How do we find $\dfrac{dy}{dx}$ in terms of $x$ and $y$ if \[({x^3})y - x - 2y - 6 = 0\] ?

Answer 1

Hint: To solve this question, we will use the implicit type of differentiation in which we will find the derivative until we achieve the $\dfrac{dy}{dx}$ situation. That’s how we can solve the given equation in the terms of $x$ and $y$ .

Complete step by step answer:
For this type question, we use implicit differentiation (basically regular differentiation, but with $y$ as well as $x$).

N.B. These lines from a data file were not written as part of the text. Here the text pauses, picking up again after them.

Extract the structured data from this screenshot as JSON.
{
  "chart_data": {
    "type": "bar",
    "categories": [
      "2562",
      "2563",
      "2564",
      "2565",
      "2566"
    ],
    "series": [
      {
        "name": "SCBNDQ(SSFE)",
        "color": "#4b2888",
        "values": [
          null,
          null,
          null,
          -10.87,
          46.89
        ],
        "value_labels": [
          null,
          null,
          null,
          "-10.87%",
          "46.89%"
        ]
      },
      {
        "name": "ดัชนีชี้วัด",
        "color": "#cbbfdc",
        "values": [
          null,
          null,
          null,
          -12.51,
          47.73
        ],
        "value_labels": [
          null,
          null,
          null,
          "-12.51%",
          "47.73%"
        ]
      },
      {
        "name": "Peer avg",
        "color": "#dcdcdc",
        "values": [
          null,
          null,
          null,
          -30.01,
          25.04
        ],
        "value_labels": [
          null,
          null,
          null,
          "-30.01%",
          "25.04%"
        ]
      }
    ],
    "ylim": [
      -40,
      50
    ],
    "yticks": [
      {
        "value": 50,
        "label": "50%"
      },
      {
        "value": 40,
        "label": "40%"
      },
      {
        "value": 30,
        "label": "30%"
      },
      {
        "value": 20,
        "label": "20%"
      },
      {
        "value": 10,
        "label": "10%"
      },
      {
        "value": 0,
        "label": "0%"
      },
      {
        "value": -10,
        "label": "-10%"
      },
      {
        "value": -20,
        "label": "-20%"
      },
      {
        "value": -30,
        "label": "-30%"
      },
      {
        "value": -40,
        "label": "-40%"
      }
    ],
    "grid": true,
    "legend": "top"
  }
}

It works the same way as regular differentiation, except every time we have to take the derivative of $y$ , we have to put ${y'}$ after it. For the first term, we have to use the product rule, which is:
$({f'}(X) \times g(x)) + (f(x) \times {g'}(x))$
Here $f(x) = {x^3}$ and $g(x) = y$ . So we take the derivative of ${x^3}$ and multiply by $y$ , then switch, so we get the first term (surrounded by parenthesis in the answer).
The rest is quite simple, the derivative of $x$ is 1, the derivative of $ - 2y$ is $ - 2{y'}$ and 6 and 0 are both 0. We put all together, and we get:
$(3{x^2}y + {x^3}{y'}) - 1 - 2{y'} = 0$

Note: Since the functions cannot be expressed in terms of one specific variable, we have to follow a different method to find the derivative of the implicit function: While computing the derivative of the Implicit function, our aim is to solve for $\dfrac{dy}{dx}$ or any higher-order derivatives depending on the function.